100 Tula Para Kay Stella by Jason Paul Laxamana

In 100 Tula Para Kay Stella (“100 Poems for Stella”), character Fidel Lansangan meets his opposite Stella Puno. Fidel has a speech impediment that makes him really shy around people, while Stella is a tough rocker chick full of confidence. Fidel loves poetry and is a grade-conscious student, whereas Stella doesn’t really care much about her studies—her priority is to snag a recording contract. Despite their opposing personalities, the two seem to complement each other and become really good friends. But for Fidel, he can’t hide his true feelings forever, and after his 100th poem, he hopes to tell it all. This book also became a hit among readers and got its movie debut this year.

14 by Manix Abrera


Just by looking at the book’s cover, one instantly gets the impression that this book has a dark, mysterious, sad story. Manix Abrera’s second wordless graphic novel reveals how good the author is at conveying messages without having to use words. While this novel portrays typical beings in Philippine folklore such as a manananggal (creature without its lower half), a white lady, and an elf, among others, don’t expect that it’s a typical Philippine horror story.
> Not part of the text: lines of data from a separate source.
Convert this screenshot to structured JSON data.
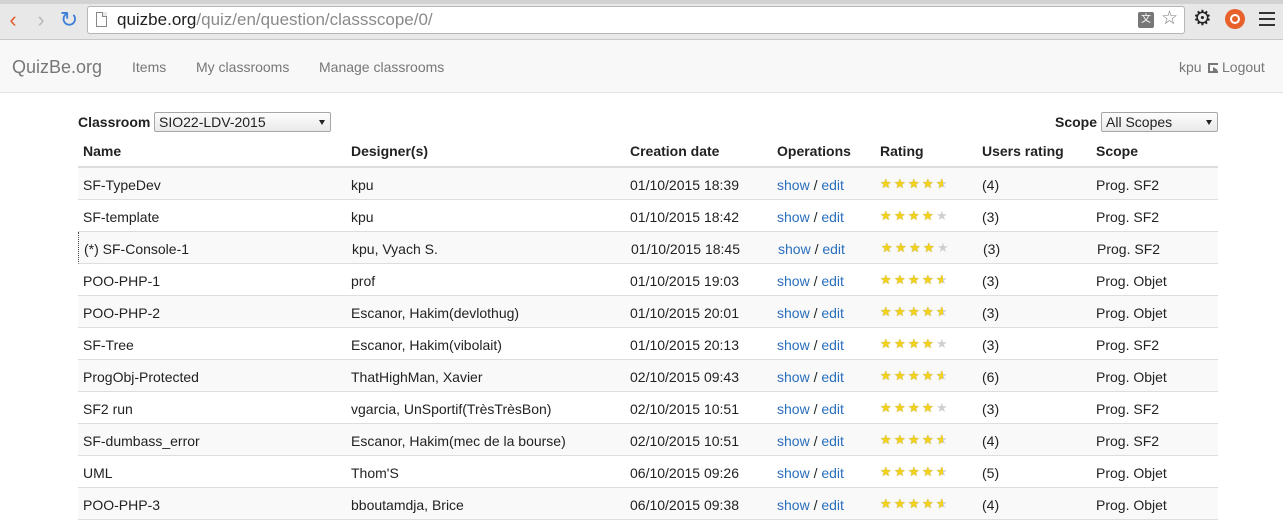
{
  "browser": {
    "url_domain": "quizbe.org",
    "url_path": "/quiz/en/question/classscope/0/"
  },
  "navbar": {
    "brand": "QuizBe.org",
    "links": [
      "Items",
      "My classrooms",
      "Manage classrooms"
    ],
    "user": "kpu",
    "logout": "Logout"
  },
  "filters": {
    "classroom_label": "Classroom",
    "classroom_value": "SIO22-LDV-2015",
    "scope_label": "Scope",
    "scope_value": "All Scopes"
  },
  "table": {
    "headers": [
      "Name",
      "Designer(s)",
      "Creation date",
      "Operations",
      "Rating",
      "Users rating",
      "Scope"
    ],
    "show_label": "show",
    "separator": "/",
    "edit_label": "edit",
    "rows": [
      {
        "name": "SF-TypeDev",
        "designers": "kpu",
        "date": "01/10/2015 18:39",
        "rating": 4.5,
        "users": "(4)",
        "scope": "Prog. SF2"
      },
      {
        "name": "SF-template",
        "designers": "kpu",
        "date": "01/10/2015 18:42",
        "rating": 4,
        "users": "(3)",
        "scope": "Prog. SF2"
      },
      {
        "name": "(*) SF-Console-1",
        "designers": "kpu, Vyach S.",
        "date": "01/10/2015 18:45",
        "rating": 4,
        "users": "(3)",
        "scope": "Prog. SF2"
      },
      {
        "name": "POO-PHP-1",
        "designers": "prof",
        "date": "01/10/2015 19:03",
        "rating": 4.5,
        "users": "(3)",
        "scope": "Prog. Objet"
      },
      {
        "name": "POO-PHP-2",
        "designers": "Escanor, Hakim(devlothug)",
        "date": "01/10/2015 20:01",
        "rating": 4.5,
        "users": "(3)",
        "scope": "Prog. Objet"
      },
      {
        "name": "SF-Tree",
        "designers": "Escanor, Hakim(vibolait)",
        "date": "01/10/2015 20:13",
        "rating": 4,
        "users": "(3)",
        "scope": "Prog. SF2"
      },
      {
        "name": "ProgObj-Protected",
        "designers": "ThatHighMan, Xavier",
        "date": "02/10/2015 09:43",
        "rating": 4.5,
        "users": "(6)",
        "scope": "Prog. Objet"
      },
      {
        "name": "SF2 run",
        "designers": "vgarcia, UnSportif(TrèsTrèsBon)",
        "date": "02/10/2015 10:51",
        "rating": 4,
        "users": "(3)",
        "scope": "Prog. SF2"
      },
      {
        "name": "SF-dumbass_error",
        "designers": "Escanor, Hakim(mec de la bourse)",
        "date": "02/10/2015 10:51",
        "rating": 4.5,
        "users": "(4)",
        "scope": "Prog. SF2"
      },
      {
        "name": "UML",
        "designers": "Thom'S",
        "date": "06/10/2015 09:26",
        "rating": 4.5,
        "users": "(5)",
        "scope": "Prog. Objet"
      },
      {
        "name": "POO-PHP-3",
        "designers": "bboutamdja, Brice",
        "date": "06/10/2015 09:38",
        "rating": 4.5,
        "users": "(4)",
        "scope": "Prog. Objet"
      }
    ]
  }
}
The Last Time I Saw Mother by Arlene J. Chai

In Arlene J. Chai’s novel, protagonist Caridad discovers that her real mother isn’t the woman she grew up with. Aside from finding out the story behind Caridad’s secret adoption, readers get a detailed glimpse into how difficult life was during the Japanese invasion up to the Marcos era and People Power Revolution, where fear, envy, and hatred lingered among native Filipinos.

Smaller and Smaller Circles by F.H. Batacan

Smaller and Smaller Circles

Author F.H. Batacan won the Carlos Palanca Grand Prize for the English Novel in 1999 for his book, Smaller and Smaller Circles. This is the first Filipino crime detective story set in the Philippines. The mystery revolves around two Jesuit priests who happen to perform forensic work and hope to uncover the person behind the serial killings in a slum area in Manila. At the time of writing, this movie is being shown in selected cinemas in the Philippines.
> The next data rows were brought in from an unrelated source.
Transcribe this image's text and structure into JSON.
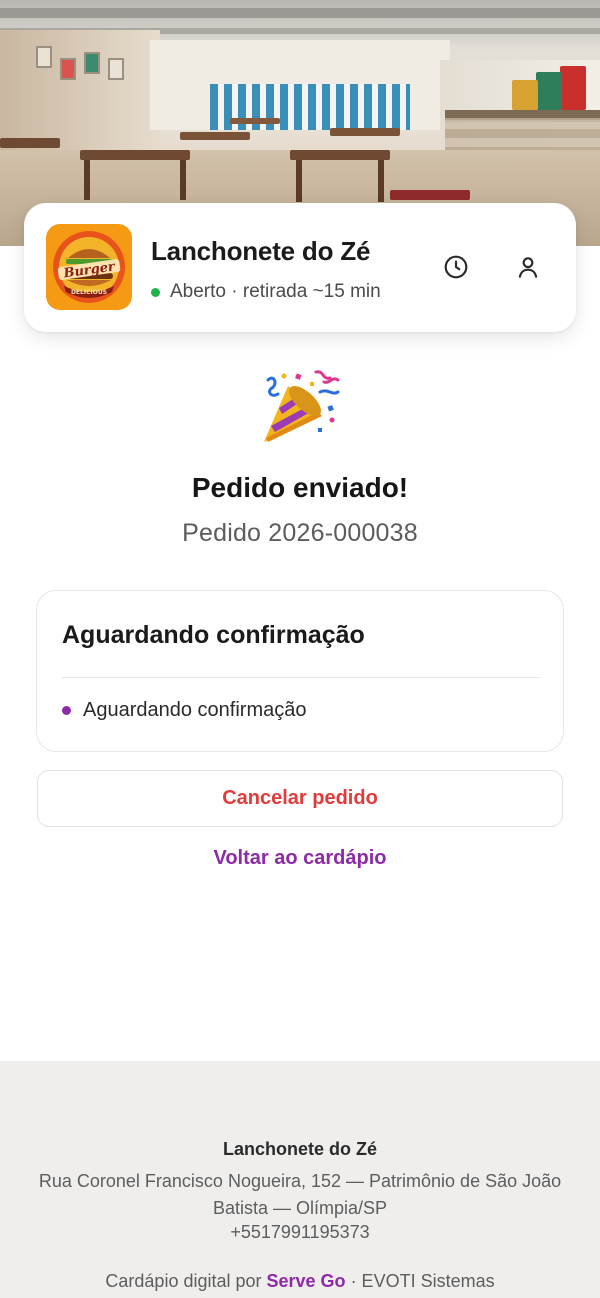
{
  "store": {
    "name": "Lanchonete do Zé",
    "status": "Aberto · retirada ~15 min",
    "status_color": "#22b24c",
    "logo_text": "Burger",
    "logo_subtext": "DELICIOUS",
    "logo_bg": "#f59a12"
  },
  "header_icons": {
    "history": "clock-icon",
    "profile": "user-icon"
  },
  "confirmation": {
    "emoji": "party-popper-icon",
    "title": "Pedido enviado!",
    "order_number": "Pedido 2026-000038"
  },
  "status_card": {
    "heading": "Aguardando confirmação",
    "timeline": [
      {
        "label": "Aguardando confirmação",
        "dot_color": "#8e2aa8"
      }
    ]
  },
  "actions": {
    "cancel_label": "Cancelar pedido",
    "cancel_color": "#e23b3b",
    "back_label": "Voltar ao cardápio",
    "accent_color": "#8e2aa8"
  },
  "footer": {
    "name": "Lanchonete do Zé",
    "address": "Rua Coronel Francisco Nogueira, 152 — Patrimônio de São João Batista — Olímpia/SP",
    "phone": "+5517991195373",
    "credit_prefix": "Cardápio digital por ",
    "credit_brand": "Serve Go",
    "credit_suffix": " · EVOTI Sistemas"
  }
}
Stupid is Forever by Miriam Defensor-Santiago

Stupid is Forever

The late Senator Miriam Defensor-Santiago might have lost the presidential elections last 2016, but she won the hearts of many for her wit and sense of humor. In her book, published in 2014, the ‘Iron Lady of Asia’ proves that only a politician like her can spontaneously make people laugh as she brings up her collection of one-liners, pick-up lines, and witty jokes in the political setting.